大手建設エンジニアリング会社ラーセン・アンド・トゥブロ(L&T)が1月末に発表した2024年10~12月期の決算報告でも、1株当たり利益が市場予想を下回り、現在の株価は2024年末比6%安となっている。

ラーセン・アンド・トゥブロの投資家向け広報責任者ラマクリシュナン氏は、「インド経済の勢いはここ数四半期で鈍化している。新型コロナウイルス感染拡大中の余剰貯蓄は底をつき、都市部の消費は徐々に縮小している」と懸念を表明した。

インドの経済は減速している。 2024年7月から9月までの実質国内総生産(GDP)の前年比成長率はわずか5.4%で、同年4月から6月までの6.7%から大幅に減速した。インド政府は、2024年の実質GDP成長率は前年比6.4%増と予測しているが、2023年の8.2%に比べると勢いに欠ける。

インド政府は経済を活性化させるために懸命に努力している。インド政府は2月1日に発表した2025年度(2025年4月~2026年3月)予算で、中間所得層を底上げするため所得税減税などの対策を提案した。みずほ銀行の市場エコノミスト、長谷川久悟氏は「関連コンテンツは個人消費を促進するというメッセージを伝えており、内需主導のインド経済にとって有益だ」とコメントした。

現在、焦点となっているのは、インド準備銀行(RBI)が2月7日までに金融政策会合で金利引き下げを開始するかどうかだ。ロンドン証券取引所グループ(LSEG)のデータによると、市場参加者はインド準備銀行が金利を引き下げると確信していることが明らかになった。基準金利(レポ金利)は11回連続で6.5%に据え置かれている。利下げに踏み切れば、新型コロナウイルス感染症流行下の2020年5月以来初めてとなる。
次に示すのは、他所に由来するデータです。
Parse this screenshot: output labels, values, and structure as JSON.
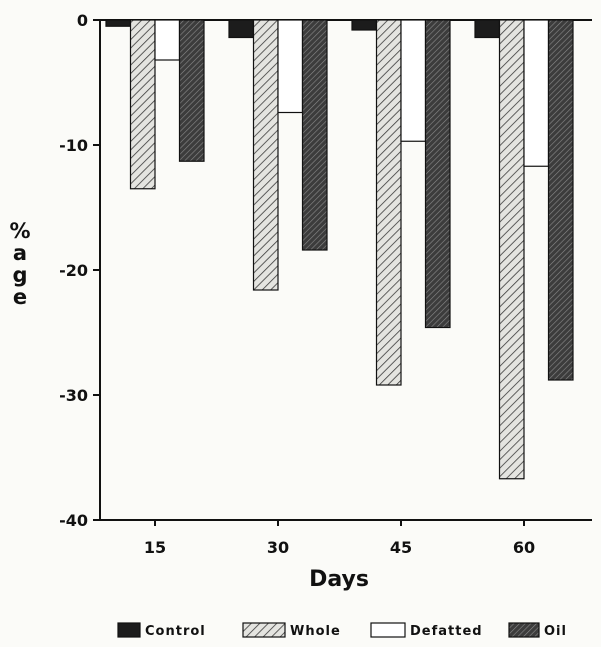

しかし、インドの頑固に高いインフレ率は依然として懸念事項となっている。 2024年12月、インドの消費者物価指数(CPI)は前年同期比5.2%上昇した。インド準備銀行が設定した2%~6%の範囲内ではあるものの、4か月連続で5%を超えた。

大和総研のシニアエコノミスト、増川智咲氏は「中央銀行が金利を引き下げる一方でインフレを容認するというメッセージを送れば、ルピー安圧力がさらに高まる可能性がある」とみている。通貨の下落が輸入価格の上昇につながれば、個人消費は縮小する可能性が高く、中央銀行は難しい選択を迫られることになるだろう。

「インド経済の中長期的な潜在力は変わっていない」(みずほ銀行の長谷川氏)との見方が多い。しかしながら、市場の期待が過度に高いため、現在の経済成長の減速には注意する必要がある。